Editorial, Caribupdate Weekly
On the evening of November 13, Prime Minister Dr Keith Mitchell announced a few changes to his ministerial and senatorial appointments. Cabinet reshuffles are great focal points for discussions; no different to the hullabaloo that is generated after the results of the Carnival Queen Show, Panorama, Soca Monarch and Calypso Monarch competitions. Today, many Grenadians have forgotten who won those competitions that were held just three months ago.
Despite what is said at the moment of any cabinet reshuffle — whether it occurs in Grenada or in countries elsewhere — no one has a clue how it would work. Some appointees perform as expected; while others may over-perform or under-perform.
In the aftermath of the specific case of last Thursday’s reshuffle by Dr Mitchell, it brought out the expected opposition from detractors of the Prime Minister, his government and his New National Party. They queried everything; from the presentation of the speech, to its content, to claiming that the reshuffle “makes no sense’’.
It’s laughable that some of the same opposition activists, who were dismissive of Nickolas Steele and Alexandra Otway-Noel being given ministerial posts in the first place in 2013, after the NNP’s general election victory, are now singing the praises of Steele and Otway-Noel. Clearly, one wonders whether their comments now are not simply another opportunity for playing politics for politics’ sake.

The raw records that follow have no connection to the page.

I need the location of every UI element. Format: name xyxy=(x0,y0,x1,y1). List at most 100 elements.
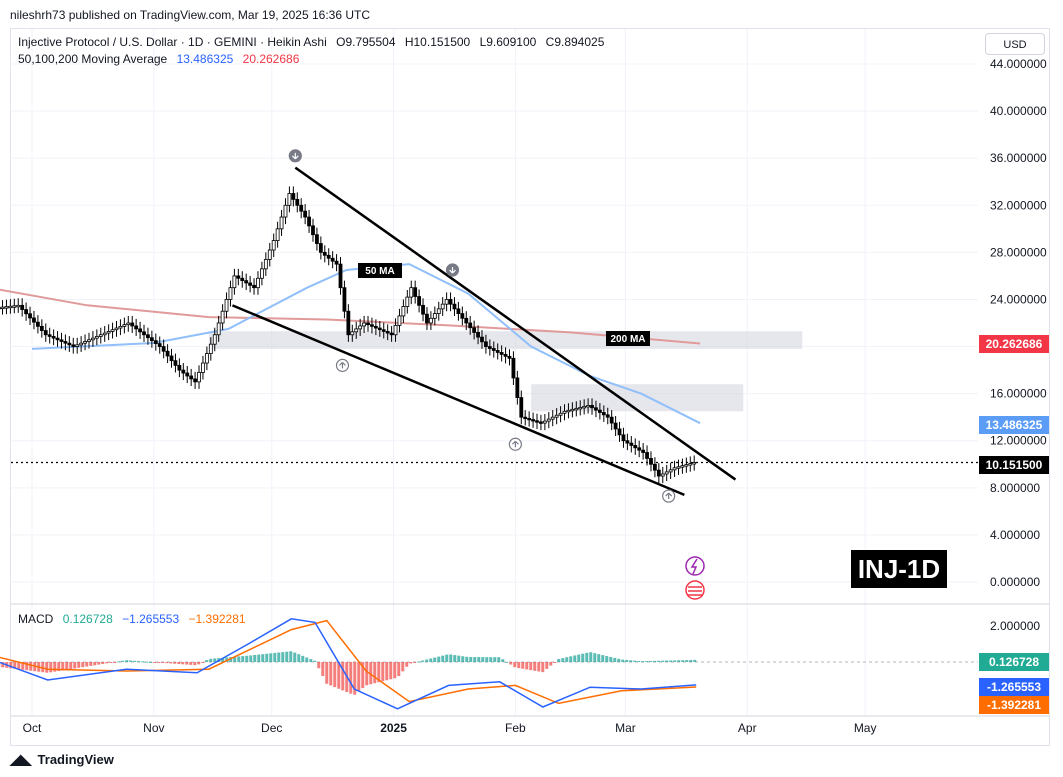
macd-histogram-bar xyxy=(425,659,429,662)
macd-histogram-bar xyxy=(673,660,677,662)
lower-trendline xyxy=(231,304,685,497)
macd-histogram-bar xyxy=(125,660,129,662)
macd-histogram-bar xyxy=(485,657,489,662)
candle-body xyxy=(232,275,237,289)
macd-histogram-bar xyxy=(557,658,561,662)
candle-body xyxy=(71,344,76,347)
tradingview-logo[interactable]: ◢◣ TradingView xyxy=(10,751,114,768)
macd-histogram-bar xyxy=(173,662,177,664)
candle-body xyxy=(228,287,233,300)
macd-histogram-bar xyxy=(29,662,33,671)
macd-histogram-bar xyxy=(457,655,461,662)
candle-body xyxy=(523,416,528,420)
macd-histogram-bar xyxy=(193,662,197,666)
candle-body xyxy=(201,362,205,373)
candle-body xyxy=(381,329,386,332)
macd-histogram-bar xyxy=(661,660,665,662)
candle-body xyxy=(63,341,68,344)
footer-text: TradingView xyxy=(37,752,114,767)
macd-histogram-bar xyxy=(341,662,345,691)
macd-histogram-bar xyxy=(461,656,465,662)
candle-body xyxy=(456,308,461,314)
macd-histogram-bar xyxy=(181,662,185,665)
publisher-line: nileshrh73 published on TradingView.com,… xyxy=(10,8,370,22)
macd-histogram-bar xyxy=(109,662,113,663)
y-tick-label: 44.000000 xyxy=(990,57,1047,71)
macd-histogram-bar xyxy=(93,662,97,666)
candle-body xyxy=(181,369,186,374)
macd-histogram-bar xyxy=(85,662,89,667)
macd-histogram-bar xyxy=(617,658,621,662)
macd-histogram-bar xyxy=(397,662,401,677)
macd-histogram-bar xyxy=(81,662,85,668)
candle-body xyxy=(495,350,500,353)
macd-legend: MACD 0.126728 −1.265553 −1.392281 xyxy=(18,612,252,626)
candle-body xyxy=(484,341,488,347)
candle-body xyxy=(393,324,398,336)
candle-body xyxy=(110,329,115,332)
tradingview-icon: ◢◣ xyxy=(10,751,32,767)
macd-histogram-bar xyxy=(465,656,469,662)
macd-histogram-bar xyxy=(669,660,673,662)
candle-body xyxy=(672,467,677,471)
macd-histogram-bar xyxy=(361,662,365,689)
macd-histogram-bar xyxy=(597,654,601,662)
candle-body xyxy=(283,204,288,218)
macd-histogram-bar xyxy=(569,656,573,662)
candle-body xyxy=(566,409,571,413)
candle-body xyxy=(134,325,139,330)
macd-line-tag: -1.265553 xyxy=(979,678,1049,696)
candle-body xyxy=(43,330,48,336)
macd-histogram-bar xyxy=(585,652,589,662)
candle-body xyxy=(173,360,178,366)
macd-histogram-bar xyxy=(629,660,633,662)
candle-body xyxy=(122,324,127,327)
candle-body xyxy=(83,341,87,344)
macd-histogram-bar xyxy=(473,657,477,662)
candle-body xyxy=(480,336,484,343)
candle-body xyxy=(487,346,492,349)
candle-body xyxy=(558,412,563,416)
currency-button[interactable]: USD xyxy=(985,33,1045,55)
candle-body xyxy=(114,327,119,331)
candle-body xyxy=(491,348,496,351)
candle-body xyxy=(468,322,473,329)
ohlc-low: L9.609100 xyxy=(479,35,537,49)
candle-body xyxy=(204,353,209,364)
macd-histogram-bar xyxy=(381,662,385,682)
candle-body xyxy=(637,447,642,451)
macd-histogram-bar xyxy=(21,662,25,670)
macd-histogram-bar xyxy=(261,654,265,662)
macd-histogram-bar xyxy=(589,652,593,662)
candle-body xyxy=(676,466,681,469)
candle-body xyxy=(503,353,508,357)
candle-body xyxy=(260,268,264,279)
macd-histogram-bar xyxy=(537,662,541,672)
macd-histogram-bar xyxy=(25,662,29,671)
macd-histogram-bar xyxy=(489,657,493,662)
candle-body xyxy=(185,372,190,377)
macd-histogram-bar xyxy=(249,655,253,662)
macd-histogram-bar xyxy=(613,657,617,662)
ohlc-high: H10.151500 xyxy=(404,35,471,49)
candle-body xyxy=(688,463,693,466)
macd-histogram-bar xyxy=(549,662,553,666)
macd-hist-value: 0.126728 xyxy=(62,612,113,626)
macd-histogram-bar xyxy=(421,660,425,662)
candle-body xyxy=(87,339,91,342)
ticker-badge: INJ-1D xyxy=(851,550,947,588)
macd-histogram-bar xyxy=(185,662,189,665)
candle-body xyxy=(358,325,363,330)
candle-body xyxy=(59,339,64,342)
candle-body xyxy=(47,334,52,337)
macd-histogram-bar xyxy=(177,662,181,665)
candle-body xyxy=(39,325,44,331)
macd-histogram-bar xyxy=(113,662,117,663)
macd-histogram-bar xyxy=(521,662,525,669)
flag-stripes xyxy=(688,586,702,596)
candle-body xyxy=(153,340,158,345)
candle-body xyxy=(275,228,280,241)
macd-histogram-bar xyxy=(353,662,357,695)
macd-histogram-bar xyxy=(297,654,301,662)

As well, public discourse on issues of government and state often also brings out some deep-seated notions and prejudices, sown over hundreds of years of slavery, colonialism and neo-colonialism. Some may not be aware, or even admit, that they hold these prejudices. But, they have preconceived notions of who should hold certain cabinet portfolios or other high-profile jobs, seemingly based on underlying feelings towards others based on superficial ideas of what the job-holder should look like.
So, for example, a criticism of businessman Nickolas Steele having now been appointed Health Minister, and Clarice Modeste taking up the Foreign Minister’s portfolio, is criticism for criticism sake at this point in time. There is nothing that prevents either from performing effectively in their new roles. And, it’s not an unprecedented move. Others, with non-medical training, have served as Grenada’s Health Minister. They include Karl Hood under the former National Democratic Congress government of Tillman Thomas; and Chris DeRiggs during the People’s Revolutionary Government of the late Prime Minister Maurice Bishop.
For many, their interest in Dr Mitchell’s speech was piqued by the appointment of two new senators: Chester Humphrey and Peter David.
“Peter David is an experienced politician, having served two terms as MP and as a very successful foreign minister. In recent months, he has also been a very useful new member of our party, and he has shown the ability to help government articulate its objectives and its policies going forward,’’ Prime Minister Mitchell said.
“The other new member of the Senate will be brother Chester Humphrey — our most experienced senator since independence. Mr Humphrey served for over 20 years as the labour representative in the senate, and has acted as President on previous occasions,’’ the Prime Minister added. “He knows the workings of the body as good as anyone. The appointment of Brother Humphrey is consistent to a long-held policy of this government that one does not have to be a member of our party to be given such a position….The addition of both Mr David and Mr Humphrey in the Senate shows our commitment not only to talk the talk, but walk the walk of inclusion.’’
Caribupdate Weekly fervently believes that all Grenadians — whether NDC, NNP, GULP, NUF or independent — want the best for our Tri-island State, and would like to see expedited growth and development. Where we differ, clearly, is on the route to arriving at where we want to and ought to get; we different on the route to the destination.
Humphrey, David, Nazim Burke, Ray Roberts, Keith Clouden and Christopher DeAllie—they all want the best for our nation; we have absolute no doubt about that. The upcoming session of the Upper House of Parliament should be lively as these senators and others interact and debate.
Humphrey is the President-designate of the Senate. For many years, he was a trade union colleague and mentor of sorts to Senator Roberts. The comradeship between the two has suffered over Humphrey’s fallout with the NDC; a party to which Roberts shares an affinity.
Then, there are Burke and David who have known each other for years as GBSS students, fellow lawyers, NDC executive members and cabinet colleagues. They, too, have gone their separate ways. David was expelled from the NDC in 2012 by a group in the party aligned to Burke, whom they were positioning to become leader of the National Democratic Congress. Burke officially took over the leadership from Tillman Thomas in February and David joined the NNP earlier this year.
These senators must try their utmost to put their political differences and grudges aside and keep uppermost in their minds that they are in the Senate to take care of the nation’s business; to pass laws and offer solutions to finding ways of providing more jobs, housing, healthcare and other services to the Grenadian people.
Senators, even as you spar, we expect more light than fire in the Upper House of Parliament.